Prayers over, she explains that the hijab she is wearing, close round the head and flowing below, is common among Somali women. Muslimahs in every country have different ways of arranging their scarves, she says, but it’s purely fashion, not prescription.
Women who wear hijab covering the face, Tayyaba says, follow a school of Islamic thought she doesn’t share. She finds full hijab sinister because she can’t make eye contact.
Although Islam says scarves for Muslimahs are compulsory, some, like Tayyaba’s mother, go without except when praying. “Some women choose not to wear it. It doesn’t mean they are any less a Muslim.”
In fact, Tayyaba didn’t start covering up fulltime until three years ago, when she was 20. Beforehand, “I wasn’t very content or peaceful – there was something missing.

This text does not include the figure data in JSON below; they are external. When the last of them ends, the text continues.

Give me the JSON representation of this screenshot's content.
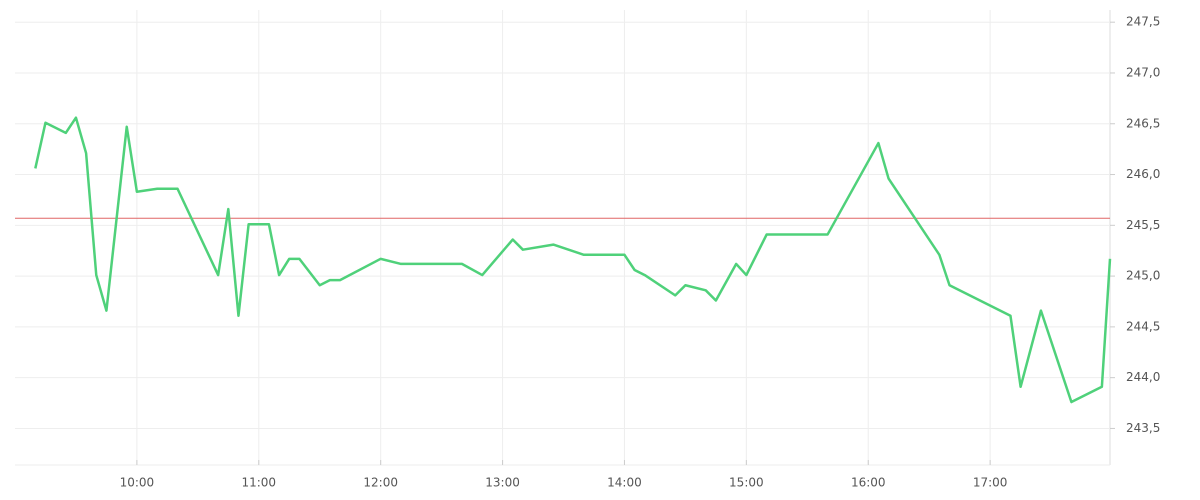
{
  "chart_data": {
    "type": "line",
    "x": [
      "09:10",
      "09:15",
      "09:25",
      "09:30",
      "09:35",
      "09:40",
      "09:45",
      "09:55",
      "10:00",
      "10:10",
      "10:20",
      "10:40",
      "10:45",
      "10:50",
      "10:55",
      "11:05",
      "11:10",
      "11:15",
      "11:20",
      "11:30",
      "11:35",
      "11:40",
      "12:00",
      "12:10",
      "12:40",
      "12:50",
      "13:05",
      "13:10",
      "13:25",
      "13:40",
      "14:00",
      "14:05",
      "14:10",
      "14:25",
      "14:30",
      "14:40",
      "14:45",
      "14:55",
      "15:00",
      "15:10",
      "15:40",
      "16:05",
      "16:10",
      "16:35",
      "16:40",
      "17:10",
      "17:15",
      "17:25",
      "17:40",
      "17:55",
      "17:59"
    ],
    "series": [
      {
        "color": "#4fd17a",
        "values": [
          246.06,
          246.51,
          246.41,
          246.56,
          246.21,
          245.01,
          244.66,
          246.47,
          245.83,
          245.86,
          245.86,
          245.01,
          245.66,
          244.61,
          245.51,
          245.51,
          245.01,
          245.17,
          245.17,
          244.91,
          244.96,
          244.96,
          245.17,
          245.12,
          245.12,
          245.01,
          245.36,
          245.26,
          245.31,
          245.21,
          245.21,
          245.06,
          245.01,
          244.81,
          244.91,
          244.86,
          244.76,
          245.12,
          245.01,
          245.41,
          245.41,
          246.31,
          245.96,
          245.21,
          244.91,
          244.61,
          243.91,
          244.66,
          243.76,
          243.91,
          245.17
        ]
      }
    ],
    "reference_line": {
      "value": 245.57,
      "color": "#e06666"
    },
    "xlim": [
      "09:00",
      "17:59"
    ],
    "xticks": [
      "10:00",
      "11:00",
      "12:00",
      "13:00",
      "14:00",
      "15:00",
      "16:00",
      "17:00"
    ],
    "ylim": [
      243.14,
      247.62
    ],
    "yticks": [
      {
        "value": 243.5,
        "label": "243,5"
      },
      {
        "value": 244,
        "label": "244,0"
      },
      {
        "value": 244.5,
        "label": "244,5"
      },
      {
        "value": 245,
        "label": "245,0"
      },
      {
        "value": 245.5,
        "label": "245,5"
      },
      {
        "value": 246,
        "label": "246,0"
      },
      {
        "value": 246.5,
        "label": "246,5"
      },
      {
        "value": 247,
        "label": "247,0"
      },
      {
        "value": 247.5,
        "label": "247,5"
      }
    ],
    "grid": true
  }
}
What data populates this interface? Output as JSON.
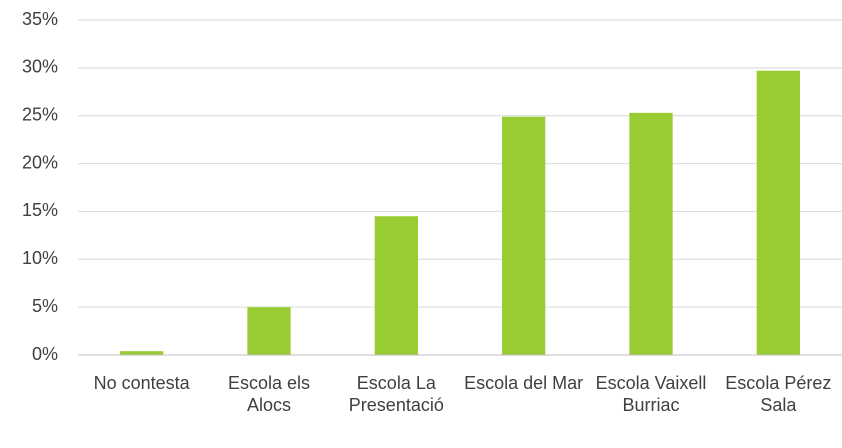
{
  "chart_data": {
    "type": "bar",
    "categories": [
      "No contesta",
      "Escola els Alocs",
      "Escola La Presentació",
      "Escola del Mar",
      "Escola Vaixell Burriac",
      "Escola Pérez Sala"
    ],
    "values": [
      0.4,
      5.0,
      14.5,
      24.9,
      25.3,
      29.7
    ],
    "color": "#99cc33",
    "ylim": [
      0,
      35
    ],
    "yticks": [
      {
        "value": 0,
        "label": "0%"
      },
      {
        "value": 5,
        "label": "5%"
      },
      {
        "value": 10,
        "label": "10%"
      },
      {
        "value": 15,
        "label": "15%"
      },
      {
        "value": 20,
        "label": "20%"
      },
      {
        "value": 25,
        "label": "25%"
      },
      {
        "value": 30,
        "label": "30%"
      },
      {
        "value": 35,
        "label": "35%"
      }
    ],
    "grid": true
  }
}
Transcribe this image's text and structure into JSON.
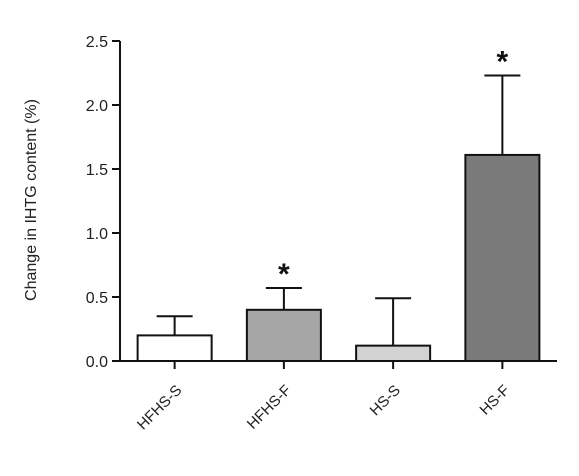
{
  "chart_data": {
    "type": "bar",
    "title": "",
    "xlabel": "",
    "ylabel": "Change in IHTG content  (%)",
    "ylim": [
      0,
      2.5
    ],
    "yticks": [
      "0.0",
      "0.5",
      "1.0",
      "1.5",
      "2.0",
      "2.5"
    ],
    "categories": [
      "HFHS-S",
      "HFHS-F",
      "HS-S",
      "HS-F"
    ],
    "values": [
      0.2,
      0.4,
      0.12,
      1.61
    ],
    "error_upper": [
      0.15,
      0.17,
      0.37,
      0.62
    ],
    "significance": [
      "",
      "*",
      "",
      "*"
    ],
    "bar_colors": [
      "#ffffff",
      "#a6a6a6",
      "#d2d2d2",
      "#7a7a7a"
    ],
    "grid": false,
    "legend": "none"
  }
}
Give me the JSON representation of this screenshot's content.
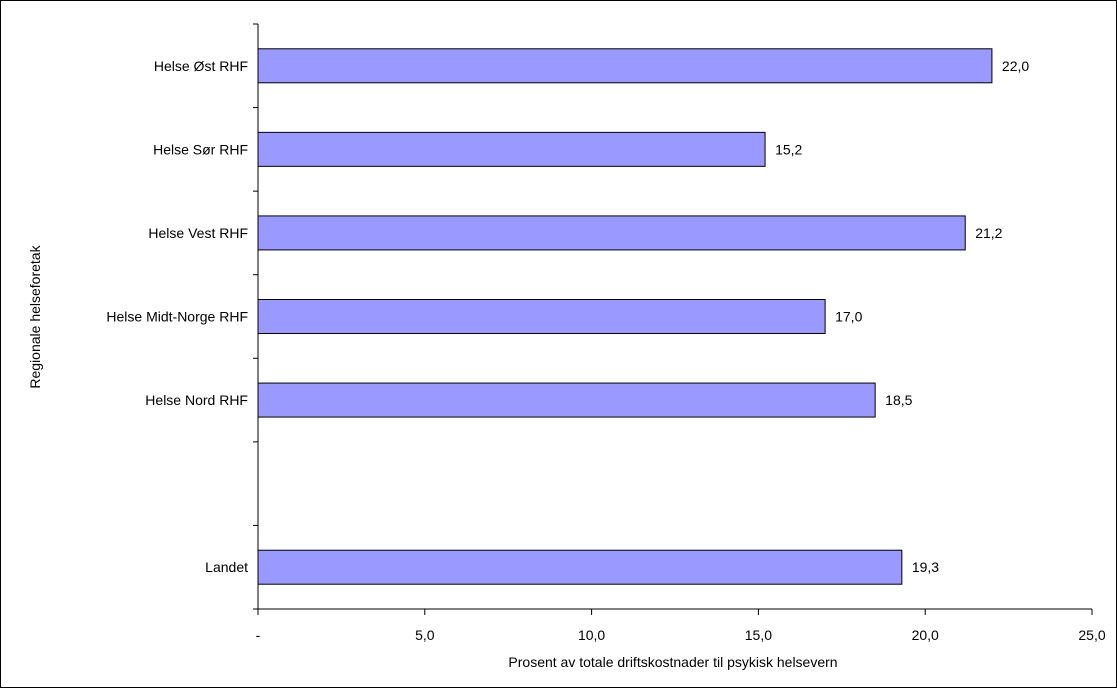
{
  "chart_data": {
    "type": "bar",
    "orientation": "horizontal",
    "categories": [
      "Helse Øst RHF",
      "Helse Sør RHF",
      "Helse Vest RHF",
      "Helse Midt-Norge RHF",
      "Helse Nord RHF",
      "",
      "Landet"
    ],
    "values": [
      22.0,
      15.2,
      21.2,
      17.0,
      18.5,
      null,
      19.3
    ],
    "data_labels": [
      "22,0",
      "15,2",
      "21,2",
      "17,0",
      "18,5",
      "",
      "19,3"
    ],
    "xlabel": "Prosent av totale driftskostnader til psykisk helsevern",
    "ylabel": "Regionale helseforetak",
    "xlim": [
      0,
      25
    ],
    "x_ticks": [
      0,
      5,
      10,
      15,
      20,
      25
    ],
    "x_tick_labels": [
      "-",
      "5,0",
      "10,0",
      "15,0",
      "20,0",
      "25,0"
    ],
    "grid": false,
    "legend": "none",
    "colors": {
      "bar_fill": "#9999ff",
      "bar_stroke": "#000000"
    }
  }
}
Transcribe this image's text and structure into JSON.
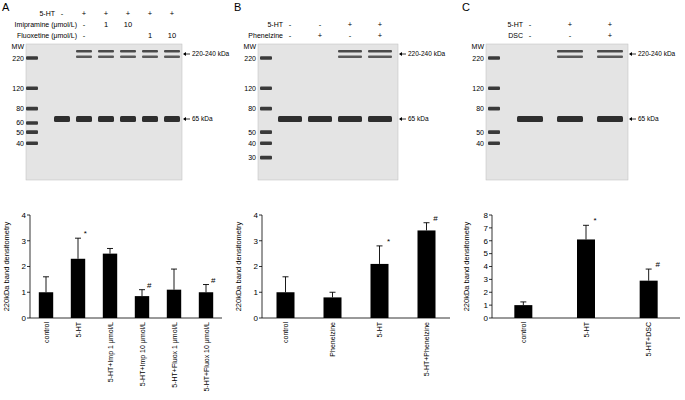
{
  "chart_data": [
    {
      "type": "bar",
      "categories": [
        "control",
        "5-HT",
        "5-HT+Imp 1 μmol/L",
        "5-HT+Imp 10 μmol/L",
        "5-HT+Fluox 1 μmol/L",
        "5-HT+Fluox 10 μmol/L"
      ],
      "values": [
        1.0,
        2.3,
        2.5,
        0.85,
        1.1,
        1.0
      ],
      "errors": [
        0.6,
        0.8,
        0.2,
        0.25,
        0.8,
        0.3
      ],
      "significance": [
        null,
        "*",
        null,
        "#",
        null,
        "#"
      ],
      "y_label": "220kDa band densitometry",
      "color": "#000000",
      "ylim": [
        0,
        4
      ],
      "yticks": [
        0,
        1,
        2,
        3,
        4
      ]
    },
    {
      "type": "bar",
      "categories": [
        "control",
        "Phenelzine",
        "5-HT",
        "5-HT+Phenelzine"
      ],
      "values": [
        1.0,
        0.8,
        2.1,
        3.4
      ],
      "errors": [
        0.6,
        0.2,
        0.7,
        0.3
      ],
      "significance": [
        null,
        null,
        "*",
        "#"
      ],
      "y_label": "220kDa band densitometry",
      "color": "#000000",
      "ylim": [
        0,
        4
      ],
      "yticks": [
        0,
        1,
        2,
        3,
        4
      ]
    },
    {
      "type": "bar",
      "categories": [
        "control",
        "5-HT",
        "5-HT+DSC"
      ],
      "values": [
        1.0,
        6.1,
        2.9
      ],
      "errors": [
        0.25,
        1.1,
        0.9
      ],
      "significance": [
        null,
        "*",
        "#"
      ],
      "y_label": "220kDa band densitometry",
      "color": "#000000",
      "ylim": [
        0,
        8
      ],
      "yticks": [
        0,
        1,
        2,
        3,
        4,
        5,
        6,
        7,
        8
      ]
    }
  ],
  "blots": [
    {
      "panel": "A",
      "rows": [
        {
          "label": "5-HT",
          "signs": [
            "-",
            "+",
            "+",
            "+",
            "+",
            "+"
          ]
        },
        {
          "label": "Imipramine (μmol/L)",
          "signs": [
            null,
            "-",
            "1",
            "10",
            null,
            null
          ]
        },
        {
          "label": "Fluoxetine (μmol/L)",
          "signs": [
            null,
            "-",
            null,
            null,
            "1",
            "10"
          ]
        }
      ],
      "mw_label": "MW",
      "mw": [
        220,
        120,
        80,
        60,
        50,
        40
      ],
      "arrows": [
        "220-240 kDa",
        "65 kDa"
      ]
    },
    {
      "panel": "B",
      "rows": [
        {
          "label": "5-HT",
          "signs": [
            "-",
            "-",
            "+",
            "+"
          ]
        },
        {
          "label": "Phenelzine",
          "signs": [
            "-",
            "+",
            "-",
            "+"
          ]
        }
      ],
      "mw_label": "MW",
      "mw": [
        220,
        120,
        80,
        50,
        40,
        30
      ],
      "arrows": [
        "220-240 kDa",
        "65 kDa"
      ]
    },
    {
      "panel": "C",
      "rows": [
        {
          "label": "5-HT",
          "signs": [
            "-",
            "+",
            "+"
          ]
        },
        {
          "label": "DSC",
          "signs": [
            "-",
            "-",
            "+"
          ]
        }
      ],
      "mw_label": "MW",
      "mw": [
        220,
        120,
        80,
        50,
        40
      ],
      "arrows": [
        "220-240 kDa",
        "65 kDa"
      ]
    }
  ]
}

So I decided to go into Islam a bit more.”
Delving into her faith, she started feeling more secure, more sure of herself. To demonstrate her new commitment she gave away some of her possessions, increased her involvement with Muslim community groups, and traded the revealing clothes she favoured at the time for scarves and looser attire.
“I felt different after taking hijab – my faith went up a level.” And “I wake up every morning and don’t have to worry about how I look, and whether I am cool or trendy.”
Muslims in NZ About 40,000 Muslims live in New Zealand, 25,000 of them in Auckland.
Historically the Muslim community has its roots in South Asia – India, Pakistan, Bangladesh and Fiji.
More recently they have been joined by Malaysians, Indonesians, Iranians, Somalis, Afghanis and people from the Balkans.